First, we’re lucky, really lucky, to have it. Not just because it’s a good thing that we have a First Amendment, although of course it is, but because we came so perilously close to not having it at all. It’s worth recalling that the states that met in Philadelphia in 1789 to draft a Constitution unanimously voted not to have a bill of rights at all. Why, Alexander Hamilton wrote in Federalist 84, “declare that things should not be done which there is no power to do”? “Why,” he asked, “should it be said that liberty of the press should not be restrained when no power is given by which such restrictions may be imposed?” Only the unyielding position by Jefferson and others that, in Jefferson’s words, “a bill of rights is what the people are entitled to against every government on earth” led to the adoption of any bill of rights, let alone one with a First Amendment.
Second, for all of its 18th century lineage, the First Amendment may be best understood – I know Justice Scalia would not approve – as a 20th century, even second half of the 20th century, document. It wasn’t seriously cited in any number of Supreme Court opinions as a bulwark against government overreach until the enduring Holmes and Brandeis opinions (often in dissent) in the 1920’s; it wasn’t applied to the states until the 1920’s; and the first federal law held to be unconstitutional based on the First Amendment did not occur until 1965.

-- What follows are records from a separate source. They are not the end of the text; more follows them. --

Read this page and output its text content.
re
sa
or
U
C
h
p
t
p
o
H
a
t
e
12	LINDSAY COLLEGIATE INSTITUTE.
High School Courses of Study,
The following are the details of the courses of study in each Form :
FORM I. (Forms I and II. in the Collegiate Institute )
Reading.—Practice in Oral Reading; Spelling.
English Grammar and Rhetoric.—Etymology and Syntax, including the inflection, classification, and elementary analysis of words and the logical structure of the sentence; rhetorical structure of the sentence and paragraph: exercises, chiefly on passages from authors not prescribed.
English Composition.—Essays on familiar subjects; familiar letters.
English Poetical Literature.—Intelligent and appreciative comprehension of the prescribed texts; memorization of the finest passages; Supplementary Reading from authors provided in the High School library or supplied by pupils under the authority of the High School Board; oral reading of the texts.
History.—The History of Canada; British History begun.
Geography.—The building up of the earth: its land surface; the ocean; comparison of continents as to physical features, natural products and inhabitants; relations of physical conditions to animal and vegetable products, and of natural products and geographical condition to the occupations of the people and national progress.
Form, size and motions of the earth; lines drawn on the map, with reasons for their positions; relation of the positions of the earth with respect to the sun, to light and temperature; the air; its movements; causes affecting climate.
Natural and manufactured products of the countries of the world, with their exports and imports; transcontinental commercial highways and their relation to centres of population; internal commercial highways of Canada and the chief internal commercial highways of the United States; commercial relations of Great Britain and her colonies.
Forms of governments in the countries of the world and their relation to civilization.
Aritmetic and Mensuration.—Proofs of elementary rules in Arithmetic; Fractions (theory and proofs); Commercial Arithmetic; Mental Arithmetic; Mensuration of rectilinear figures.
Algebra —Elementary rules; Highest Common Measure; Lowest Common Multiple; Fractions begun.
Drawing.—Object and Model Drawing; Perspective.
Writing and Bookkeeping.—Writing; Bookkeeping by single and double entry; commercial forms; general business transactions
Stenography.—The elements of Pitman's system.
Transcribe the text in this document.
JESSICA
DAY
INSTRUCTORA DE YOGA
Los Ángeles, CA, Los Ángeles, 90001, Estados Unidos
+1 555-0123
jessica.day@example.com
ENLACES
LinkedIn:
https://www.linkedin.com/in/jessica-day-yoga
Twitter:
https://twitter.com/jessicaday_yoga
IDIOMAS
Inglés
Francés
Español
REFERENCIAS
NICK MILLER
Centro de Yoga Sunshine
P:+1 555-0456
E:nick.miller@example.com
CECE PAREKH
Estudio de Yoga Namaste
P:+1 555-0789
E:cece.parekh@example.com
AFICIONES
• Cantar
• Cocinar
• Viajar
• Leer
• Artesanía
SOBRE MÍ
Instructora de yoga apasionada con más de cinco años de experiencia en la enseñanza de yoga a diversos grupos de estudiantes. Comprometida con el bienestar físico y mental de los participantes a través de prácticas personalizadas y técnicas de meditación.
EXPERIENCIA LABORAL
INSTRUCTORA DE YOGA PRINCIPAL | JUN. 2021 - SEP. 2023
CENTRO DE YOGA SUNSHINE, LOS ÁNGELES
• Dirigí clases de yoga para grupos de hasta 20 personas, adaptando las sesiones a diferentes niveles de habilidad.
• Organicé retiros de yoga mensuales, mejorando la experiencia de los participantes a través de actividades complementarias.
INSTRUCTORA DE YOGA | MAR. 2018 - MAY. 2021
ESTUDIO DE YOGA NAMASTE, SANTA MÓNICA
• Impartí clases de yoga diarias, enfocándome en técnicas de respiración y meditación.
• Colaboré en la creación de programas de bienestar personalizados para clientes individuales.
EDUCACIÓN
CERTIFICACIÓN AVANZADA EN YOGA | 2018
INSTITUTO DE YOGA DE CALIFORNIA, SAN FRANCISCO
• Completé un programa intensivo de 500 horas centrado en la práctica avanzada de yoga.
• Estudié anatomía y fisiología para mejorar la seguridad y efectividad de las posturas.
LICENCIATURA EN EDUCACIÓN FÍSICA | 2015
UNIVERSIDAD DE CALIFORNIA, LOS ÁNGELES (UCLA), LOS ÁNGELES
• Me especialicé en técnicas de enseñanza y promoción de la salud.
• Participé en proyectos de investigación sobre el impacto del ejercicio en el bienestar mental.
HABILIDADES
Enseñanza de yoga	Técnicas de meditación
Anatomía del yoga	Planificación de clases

Third, the First Amendment is negative in nature. It says “Congress shall make no law” on purpose. It doesn’t promise freedom of the press; it promises that the government will not abridge it. That leaves lots of room for interpretation. But it does not permit the conclusion – sorry about this, Justice Breyer – that “first and foremost, the First Amendment seeks to facilitate self-government” by “encouraging the exchange of information and ideas which are necessary for citizens themselves to shape “public opinion” No.
The First Amendment certainly facilitates self-government. It certainly helps in the shaping of public opinion. But first and foremost, it does so by putting free speech and free press, as Madison put it, “beyond the reach of this Government.”
Over half a century ago, the essayist Norman Cousins put it this way: It is not “that democracy lacks affirmative values. The affirmative values are many and varied, but they all rest on a solid bedrock of restraints upon government.”
Fourth, any bill of rights and any First Amendment is only meaningful if the government it purports to limit is prepared to obey it – to treat it as binding law. Consider this alternative to the First Amendment: “Citizens are guaranteed freedom of speech, of the press, of assembly, demonstration and of association.” Not bad, right? But that’s to be found in Article 67 of the Constitution of North Korea, one of the world’s truly despotic, murderous and freedom-destroying nations. Its asserted protection of free speech is a lie, nothing less, since, it is rooted neither in any concept of law, let alone individual liberty.
To return to my beginning: We are a lucky people in so many ways. I am lucky and so are you to have attended this great institution. And we’re all lucky to live in a nation in which freedom of speech is so rightly revered.